A coordinate system serves as the foundational framework that allows us to identify the location of points in space relative to each other. Imagine a coordinate system as a map that provides a unique set of numbers or coordinates for each point in space, making it possible to pinpoint the exact position of that point.

In a three-dimensional coordinate system, commonly referred to as 3D, we have three axes: the x-axis, the y-axis, and the z-axis. These axes are typically drawn perpendicular to one another, with the x-axis representing width, the y-axis representing height, and the z-axis representing depth. The point at which all three axes intersect is the origin, denoted as (0,0,0), and serves as the reference point for all measurements in the system.

Understanding this setup is crucial because all instructions for plotting or moving in a 3D coordinate system will refer to movements along these axes. For instance, when given coordinates, they tell us how far to move in each axis's direction to find the point's location.

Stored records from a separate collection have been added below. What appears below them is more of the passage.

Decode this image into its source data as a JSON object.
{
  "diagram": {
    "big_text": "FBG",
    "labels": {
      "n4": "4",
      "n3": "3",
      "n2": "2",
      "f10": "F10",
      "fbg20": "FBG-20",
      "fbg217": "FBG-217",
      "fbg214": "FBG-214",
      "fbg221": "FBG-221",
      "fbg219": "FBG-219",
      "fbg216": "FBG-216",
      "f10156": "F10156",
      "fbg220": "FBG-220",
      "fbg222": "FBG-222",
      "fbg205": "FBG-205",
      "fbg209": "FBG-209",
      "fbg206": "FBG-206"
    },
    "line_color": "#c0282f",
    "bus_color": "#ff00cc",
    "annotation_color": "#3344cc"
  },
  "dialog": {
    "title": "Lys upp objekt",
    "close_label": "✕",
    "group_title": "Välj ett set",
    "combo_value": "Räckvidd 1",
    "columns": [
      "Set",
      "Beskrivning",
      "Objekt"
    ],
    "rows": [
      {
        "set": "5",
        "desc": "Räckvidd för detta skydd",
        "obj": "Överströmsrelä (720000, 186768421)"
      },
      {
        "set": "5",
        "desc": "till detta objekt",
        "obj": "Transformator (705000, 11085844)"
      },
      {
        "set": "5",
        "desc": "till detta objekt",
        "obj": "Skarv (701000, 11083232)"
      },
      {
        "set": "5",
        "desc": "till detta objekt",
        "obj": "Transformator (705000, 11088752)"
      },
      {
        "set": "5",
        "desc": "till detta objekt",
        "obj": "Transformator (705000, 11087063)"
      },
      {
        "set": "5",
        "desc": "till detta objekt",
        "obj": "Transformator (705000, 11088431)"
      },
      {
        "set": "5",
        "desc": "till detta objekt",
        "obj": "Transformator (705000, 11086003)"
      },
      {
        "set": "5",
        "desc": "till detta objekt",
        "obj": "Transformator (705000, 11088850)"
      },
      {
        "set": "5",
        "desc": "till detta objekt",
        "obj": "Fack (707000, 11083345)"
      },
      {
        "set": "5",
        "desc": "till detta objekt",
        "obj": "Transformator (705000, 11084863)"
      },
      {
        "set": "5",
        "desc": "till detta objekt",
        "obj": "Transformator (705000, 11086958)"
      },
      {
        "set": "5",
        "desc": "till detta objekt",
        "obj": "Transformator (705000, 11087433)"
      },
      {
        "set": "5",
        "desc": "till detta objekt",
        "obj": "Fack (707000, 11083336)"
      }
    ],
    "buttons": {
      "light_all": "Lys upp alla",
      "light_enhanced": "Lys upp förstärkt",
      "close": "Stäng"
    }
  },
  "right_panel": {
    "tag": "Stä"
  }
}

The process of three-dimensional graphing involves placing points into a 3D space based upon their coordinates. Unlike two-dimensional graphing where points lie on a flat plane described by just x and y values, three-dimensional graphing incorporates an additional axis (z-axis), bringing depth into play.

To visualize this, you might think of a 3D graph as a room where the x-axis and y-axis form the floor, and the z-axis rises up like the corner of a room. Plotting a point within this 'room' requires following sequential steps:

1. Starting at the origin, move horizontally along the x-axis.
2. From that point, make a vertical movement along the y-axis.
3. Finally, move in or out of the page/screen along the z-axis.

Marking the point after these steps completes the graphing process. This framework not only depicts the location but also enables the visualization of shapes and surfaces within the three-dimensional space.

The Cartesian coordinate system is one of the most widely used systems for graphing and represents points using x, y, and z coordinates. Invented by René Descartes, this system is integral for translating geometric shapes and locations onto a graph.

When working with Cartesian coordinates, each coordinate corresponds to a specific position along an axis:

• The x-coordinate indicates the distance from the y-z plane, moving left or right.
• The y-coordinate gives the distance from the x-z plane, moving up or down.
• The z-coordinate tells the distance from the x-y plane, moving forwards or backwards.

Using the point (10, -2, -5) as an example, '10' moves us along the x-axis, '-2' along the y-axis, and '-5' along the z-axis. By plotting these values sequentially, we find the point's exact location in the coordinate space. This method is crucial for disciplines like 3D modeling, physics, and mathematics where precise visualization and computation are necessary.